The LLM technology and the way it is provided to us is still clunky and lacks good user interfaces, but all big corporations are working on incorporating it into products and solving those problems. I am 100% convinced that it will open new ways for “everyone” to create and “script” personalized solutions to their unique problems and follow their unique preferences. I find it amazing and revolutionary, and I understand all the hype. Yes, most people doing start-ups in this space are gold-rush grifters, but it’s the case in any area with large amounts of money flowing into it (and investors who cannot tell grifters apart from legit entrepreneurs and actually prefer bullshit smooth-talkers).
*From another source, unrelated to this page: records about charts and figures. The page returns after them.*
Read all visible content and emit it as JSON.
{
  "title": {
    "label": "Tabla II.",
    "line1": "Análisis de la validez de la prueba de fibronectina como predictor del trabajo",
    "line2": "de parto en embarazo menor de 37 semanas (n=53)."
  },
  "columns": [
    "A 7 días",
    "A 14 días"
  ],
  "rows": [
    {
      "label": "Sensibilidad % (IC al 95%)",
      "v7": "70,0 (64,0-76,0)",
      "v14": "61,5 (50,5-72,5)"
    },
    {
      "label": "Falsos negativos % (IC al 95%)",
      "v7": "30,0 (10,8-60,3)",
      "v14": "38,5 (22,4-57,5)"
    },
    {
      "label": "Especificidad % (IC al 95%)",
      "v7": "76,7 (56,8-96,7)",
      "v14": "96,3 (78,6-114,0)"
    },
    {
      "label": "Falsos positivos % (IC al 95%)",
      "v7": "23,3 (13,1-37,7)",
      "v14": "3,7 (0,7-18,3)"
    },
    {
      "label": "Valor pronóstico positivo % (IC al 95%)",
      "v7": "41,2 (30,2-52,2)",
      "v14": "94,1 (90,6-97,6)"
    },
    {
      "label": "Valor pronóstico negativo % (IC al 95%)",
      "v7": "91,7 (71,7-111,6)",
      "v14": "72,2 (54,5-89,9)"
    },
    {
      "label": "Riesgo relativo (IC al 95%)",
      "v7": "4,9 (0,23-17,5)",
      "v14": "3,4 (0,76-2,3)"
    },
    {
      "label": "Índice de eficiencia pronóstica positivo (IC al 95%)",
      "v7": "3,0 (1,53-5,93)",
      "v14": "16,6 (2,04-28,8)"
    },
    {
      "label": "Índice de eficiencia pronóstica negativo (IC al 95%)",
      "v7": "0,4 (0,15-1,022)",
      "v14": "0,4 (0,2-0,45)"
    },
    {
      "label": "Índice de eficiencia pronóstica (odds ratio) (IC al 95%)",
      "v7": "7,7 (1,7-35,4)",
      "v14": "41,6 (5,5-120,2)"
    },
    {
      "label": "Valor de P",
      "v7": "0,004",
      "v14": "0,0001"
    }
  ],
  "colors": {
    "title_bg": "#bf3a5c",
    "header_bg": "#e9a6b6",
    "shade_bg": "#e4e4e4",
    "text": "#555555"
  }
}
This doesn’t change the potential of the technology and how paradigm-shifting it is for human-computer interactions. And I’m very happy to incorporate it into my personal workflows.


Those JavaScript snippets are commonly called bookmarklet (or favlet for oldtimy FF) and they are a whole genre.
chatGPT knows what they are and knows to write them (Bard as well) if asked explicitly.